By Tiziano Thomas Dossena
There are numerous volumes that have been published on the tragedy of 9/11; some excellent and inspirational, others just manipulative. The topic of 9/11 is indisputably poignant and current. I was recently honored by a request to write a preface for the poetry book titled “The Island of Tears”. The author, Giulia Poli Disanto, wrote these philosophical and insightful verses as a tribute to the fallen victims and heroes of that catastrophic day.
The true spirit of the poet has taken up this significant and historical event and embraced it. Her love for New York City and all it symbolizes, this enchanted metropolis that “resurrected from the ashes as the mythic Phoenix”, is genuine and concrete.
The book was originally written in Italian and it is published by Ideapress, a Brooklyn publisher, in both languages, face to face. The advantage naturally will go to the readers who understand a bit of that language, giving them the opportunity to savor even more the verses in the original version.

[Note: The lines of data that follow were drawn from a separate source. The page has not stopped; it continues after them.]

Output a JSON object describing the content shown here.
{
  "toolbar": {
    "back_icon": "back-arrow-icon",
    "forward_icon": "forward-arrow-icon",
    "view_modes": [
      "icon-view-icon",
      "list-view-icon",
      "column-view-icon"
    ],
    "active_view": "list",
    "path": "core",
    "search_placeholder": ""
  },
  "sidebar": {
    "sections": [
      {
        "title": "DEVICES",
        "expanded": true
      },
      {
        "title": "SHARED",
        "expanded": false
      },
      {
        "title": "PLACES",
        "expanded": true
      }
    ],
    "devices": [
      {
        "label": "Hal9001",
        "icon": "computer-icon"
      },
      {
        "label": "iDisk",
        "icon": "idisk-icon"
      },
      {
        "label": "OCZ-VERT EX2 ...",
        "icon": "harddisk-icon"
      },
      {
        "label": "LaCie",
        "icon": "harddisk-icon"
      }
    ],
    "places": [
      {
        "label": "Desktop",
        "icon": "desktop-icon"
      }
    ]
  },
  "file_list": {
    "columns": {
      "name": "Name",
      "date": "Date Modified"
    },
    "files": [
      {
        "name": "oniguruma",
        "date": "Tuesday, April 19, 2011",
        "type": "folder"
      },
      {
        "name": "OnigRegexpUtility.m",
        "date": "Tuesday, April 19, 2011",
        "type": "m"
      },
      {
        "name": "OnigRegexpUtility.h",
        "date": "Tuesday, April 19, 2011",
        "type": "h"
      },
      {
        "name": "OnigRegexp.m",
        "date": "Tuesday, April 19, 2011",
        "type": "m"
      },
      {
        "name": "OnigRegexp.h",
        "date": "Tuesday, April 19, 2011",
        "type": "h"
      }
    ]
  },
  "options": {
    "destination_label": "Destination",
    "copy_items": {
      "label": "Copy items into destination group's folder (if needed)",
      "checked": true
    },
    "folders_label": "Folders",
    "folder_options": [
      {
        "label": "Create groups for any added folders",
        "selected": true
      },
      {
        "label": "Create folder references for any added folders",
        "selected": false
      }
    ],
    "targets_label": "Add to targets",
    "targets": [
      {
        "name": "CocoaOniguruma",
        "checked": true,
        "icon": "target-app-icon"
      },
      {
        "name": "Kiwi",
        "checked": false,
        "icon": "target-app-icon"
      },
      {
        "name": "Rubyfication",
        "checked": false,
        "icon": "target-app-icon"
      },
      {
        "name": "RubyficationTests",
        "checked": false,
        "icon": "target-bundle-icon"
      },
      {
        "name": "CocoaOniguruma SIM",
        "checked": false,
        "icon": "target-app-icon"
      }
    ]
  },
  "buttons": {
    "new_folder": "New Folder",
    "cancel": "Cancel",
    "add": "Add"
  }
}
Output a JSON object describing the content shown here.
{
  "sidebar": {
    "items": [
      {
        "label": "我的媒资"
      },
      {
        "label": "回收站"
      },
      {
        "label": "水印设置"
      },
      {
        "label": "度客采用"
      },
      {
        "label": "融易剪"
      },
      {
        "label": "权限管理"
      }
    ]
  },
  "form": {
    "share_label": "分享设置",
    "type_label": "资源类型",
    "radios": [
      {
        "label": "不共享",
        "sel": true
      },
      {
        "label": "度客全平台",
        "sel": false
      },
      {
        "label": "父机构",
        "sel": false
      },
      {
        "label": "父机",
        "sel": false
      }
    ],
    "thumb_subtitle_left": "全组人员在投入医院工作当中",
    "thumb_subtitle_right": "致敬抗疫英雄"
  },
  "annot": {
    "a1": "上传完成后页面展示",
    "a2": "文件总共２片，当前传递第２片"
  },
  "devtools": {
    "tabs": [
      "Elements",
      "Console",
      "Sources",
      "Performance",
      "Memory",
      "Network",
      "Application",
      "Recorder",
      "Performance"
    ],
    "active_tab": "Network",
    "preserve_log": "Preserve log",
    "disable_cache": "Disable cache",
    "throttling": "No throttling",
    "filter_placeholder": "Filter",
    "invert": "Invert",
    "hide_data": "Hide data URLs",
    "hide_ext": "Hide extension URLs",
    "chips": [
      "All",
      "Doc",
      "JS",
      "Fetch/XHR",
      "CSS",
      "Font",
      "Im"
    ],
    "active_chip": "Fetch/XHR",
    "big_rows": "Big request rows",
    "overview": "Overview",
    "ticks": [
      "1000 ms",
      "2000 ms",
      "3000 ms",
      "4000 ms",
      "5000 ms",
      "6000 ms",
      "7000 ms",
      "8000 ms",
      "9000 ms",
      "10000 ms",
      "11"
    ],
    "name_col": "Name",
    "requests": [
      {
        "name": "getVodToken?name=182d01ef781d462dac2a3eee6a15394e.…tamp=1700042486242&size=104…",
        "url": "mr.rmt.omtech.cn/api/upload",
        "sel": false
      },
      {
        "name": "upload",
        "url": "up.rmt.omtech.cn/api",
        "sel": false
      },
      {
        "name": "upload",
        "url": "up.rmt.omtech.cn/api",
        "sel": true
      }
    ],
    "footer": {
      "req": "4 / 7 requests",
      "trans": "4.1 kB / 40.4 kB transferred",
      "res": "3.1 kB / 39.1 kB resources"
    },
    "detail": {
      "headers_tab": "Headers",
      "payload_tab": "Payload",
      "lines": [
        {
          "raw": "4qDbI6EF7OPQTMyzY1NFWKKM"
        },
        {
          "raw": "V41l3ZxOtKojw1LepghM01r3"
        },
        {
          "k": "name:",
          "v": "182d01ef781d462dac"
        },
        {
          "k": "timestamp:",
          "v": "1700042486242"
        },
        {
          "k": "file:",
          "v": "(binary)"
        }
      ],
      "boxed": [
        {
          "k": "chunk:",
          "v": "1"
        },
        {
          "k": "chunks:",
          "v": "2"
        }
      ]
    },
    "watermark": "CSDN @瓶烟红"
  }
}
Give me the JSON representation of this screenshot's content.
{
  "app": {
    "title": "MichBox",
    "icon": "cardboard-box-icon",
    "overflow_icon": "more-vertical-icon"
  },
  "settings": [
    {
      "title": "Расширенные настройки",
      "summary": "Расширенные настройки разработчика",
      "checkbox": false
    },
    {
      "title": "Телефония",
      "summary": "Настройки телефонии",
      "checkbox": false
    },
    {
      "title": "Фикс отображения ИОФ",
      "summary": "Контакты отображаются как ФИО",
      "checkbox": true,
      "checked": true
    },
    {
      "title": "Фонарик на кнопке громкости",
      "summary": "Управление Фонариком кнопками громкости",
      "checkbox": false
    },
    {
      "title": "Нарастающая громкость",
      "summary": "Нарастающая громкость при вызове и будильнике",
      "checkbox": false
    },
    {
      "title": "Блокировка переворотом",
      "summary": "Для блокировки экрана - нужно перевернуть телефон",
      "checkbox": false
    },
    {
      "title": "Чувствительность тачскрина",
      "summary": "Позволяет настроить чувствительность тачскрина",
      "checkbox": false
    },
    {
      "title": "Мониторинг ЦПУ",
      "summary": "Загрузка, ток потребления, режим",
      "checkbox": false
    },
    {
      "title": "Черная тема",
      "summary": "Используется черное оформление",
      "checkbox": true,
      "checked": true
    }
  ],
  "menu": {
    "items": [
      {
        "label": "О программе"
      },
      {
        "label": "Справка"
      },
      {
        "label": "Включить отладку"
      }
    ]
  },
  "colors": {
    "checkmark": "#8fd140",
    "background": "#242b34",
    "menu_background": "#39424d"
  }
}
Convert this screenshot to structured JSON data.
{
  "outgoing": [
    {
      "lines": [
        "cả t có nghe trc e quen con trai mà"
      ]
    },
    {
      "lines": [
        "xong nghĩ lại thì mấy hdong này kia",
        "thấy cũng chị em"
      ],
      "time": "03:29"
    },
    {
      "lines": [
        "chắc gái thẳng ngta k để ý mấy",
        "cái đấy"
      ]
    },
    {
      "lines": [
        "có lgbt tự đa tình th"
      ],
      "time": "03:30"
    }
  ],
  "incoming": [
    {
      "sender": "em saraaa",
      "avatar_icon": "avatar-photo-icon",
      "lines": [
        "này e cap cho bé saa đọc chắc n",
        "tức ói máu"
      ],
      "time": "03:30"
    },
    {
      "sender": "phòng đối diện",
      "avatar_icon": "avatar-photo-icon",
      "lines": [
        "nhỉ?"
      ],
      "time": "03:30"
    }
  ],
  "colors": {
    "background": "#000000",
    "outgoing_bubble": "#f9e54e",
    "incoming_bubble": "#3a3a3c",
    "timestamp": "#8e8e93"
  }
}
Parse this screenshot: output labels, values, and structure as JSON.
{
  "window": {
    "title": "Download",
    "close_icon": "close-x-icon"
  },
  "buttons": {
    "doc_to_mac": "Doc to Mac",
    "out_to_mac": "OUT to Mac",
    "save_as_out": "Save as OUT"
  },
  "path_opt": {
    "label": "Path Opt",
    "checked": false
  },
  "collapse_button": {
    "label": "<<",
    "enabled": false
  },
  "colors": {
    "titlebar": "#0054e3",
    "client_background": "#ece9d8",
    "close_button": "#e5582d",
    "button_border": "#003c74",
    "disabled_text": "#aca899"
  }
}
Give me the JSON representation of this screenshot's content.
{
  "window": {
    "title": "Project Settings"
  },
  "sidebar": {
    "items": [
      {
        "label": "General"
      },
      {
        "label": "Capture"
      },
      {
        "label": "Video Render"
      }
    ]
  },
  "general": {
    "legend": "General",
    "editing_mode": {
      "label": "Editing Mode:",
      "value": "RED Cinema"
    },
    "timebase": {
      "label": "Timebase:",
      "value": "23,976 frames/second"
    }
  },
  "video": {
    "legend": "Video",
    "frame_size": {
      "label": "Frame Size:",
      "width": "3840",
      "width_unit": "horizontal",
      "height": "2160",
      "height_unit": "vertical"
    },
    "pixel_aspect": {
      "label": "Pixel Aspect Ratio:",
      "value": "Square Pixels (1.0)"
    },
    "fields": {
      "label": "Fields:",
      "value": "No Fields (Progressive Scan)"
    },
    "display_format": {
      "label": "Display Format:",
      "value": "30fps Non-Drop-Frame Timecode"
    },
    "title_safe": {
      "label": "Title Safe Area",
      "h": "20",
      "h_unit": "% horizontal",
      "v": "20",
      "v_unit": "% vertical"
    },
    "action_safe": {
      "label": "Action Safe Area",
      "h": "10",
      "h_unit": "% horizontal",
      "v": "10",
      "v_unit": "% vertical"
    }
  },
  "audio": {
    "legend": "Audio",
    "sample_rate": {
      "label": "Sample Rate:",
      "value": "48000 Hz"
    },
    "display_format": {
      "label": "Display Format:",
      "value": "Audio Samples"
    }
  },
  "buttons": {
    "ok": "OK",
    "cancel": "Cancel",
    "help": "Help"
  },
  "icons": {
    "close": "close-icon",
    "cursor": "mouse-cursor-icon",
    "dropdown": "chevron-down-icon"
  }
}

Although the poet’s ancestry is in Italy, in the southern region of Apulia, her heart is American, and she feels she belongs among the “plurality of this wonderful city which has been scarred for life by the events of that day”. The many articles that have appeared on L’Idea Magazine, a Brooklyn quarterly, have confirmed her connection to New York City, as well as her understanding of the readers’ desires; the book’s lyrics substantiate her love for this fantastic city.
In The Island of Tears, the reader can experience the raw emotions that every New Yorker has suffered in those days, the awful sensation of disbelief that had struck the hard-working people from this marvelous city admired for its resilience all over the world, the moments of fear, surprise, dread, bewilderment, worry, dismay, which have been associated with this horrifying and unanticipated attack on the Western World and what it stood for.
The delicate verses and the gentle soul of Giulia Poli Disanto sort out all these feelings for the reader. The author cannot be accused of attempting to trivialize the moment or to use images that could disturb us. Her verses are genuine, and so is her message. Her interests and worries are for the everyday man who has endured, in the twinkling of an eye, the devastation of an undeclared and cruel conflict.
Her poetry is appreciably charged with “imagery of love, friendship, hope, and understanding, and observations of deep sensitivity and perception, all blended in free-flowing verses of a stunning beauty and hermetic might”. Her message is more than evident and it is worthy of the appreciation of the reader as much as her poetry does.
The wonderful photographs by Daniel Portalatin have their own lyrical value and definitely complement and enrich ever more the book.
The introduction is a personal chronicle of that day by Albert Hickey, an ex-detective who lived that day and the aftermath as a first responder. It is well written and it has an undisputable flavor of immediacy and reality; a tinge of melancholy is present throughout its fast-paced sentences, but the emphasis is always on hope and the preservation of the memories of that day. Overall, the Island of Tears (L’Isola delle Lacrime) is a book that should be read and cherished by anyone who remembers that tragic day.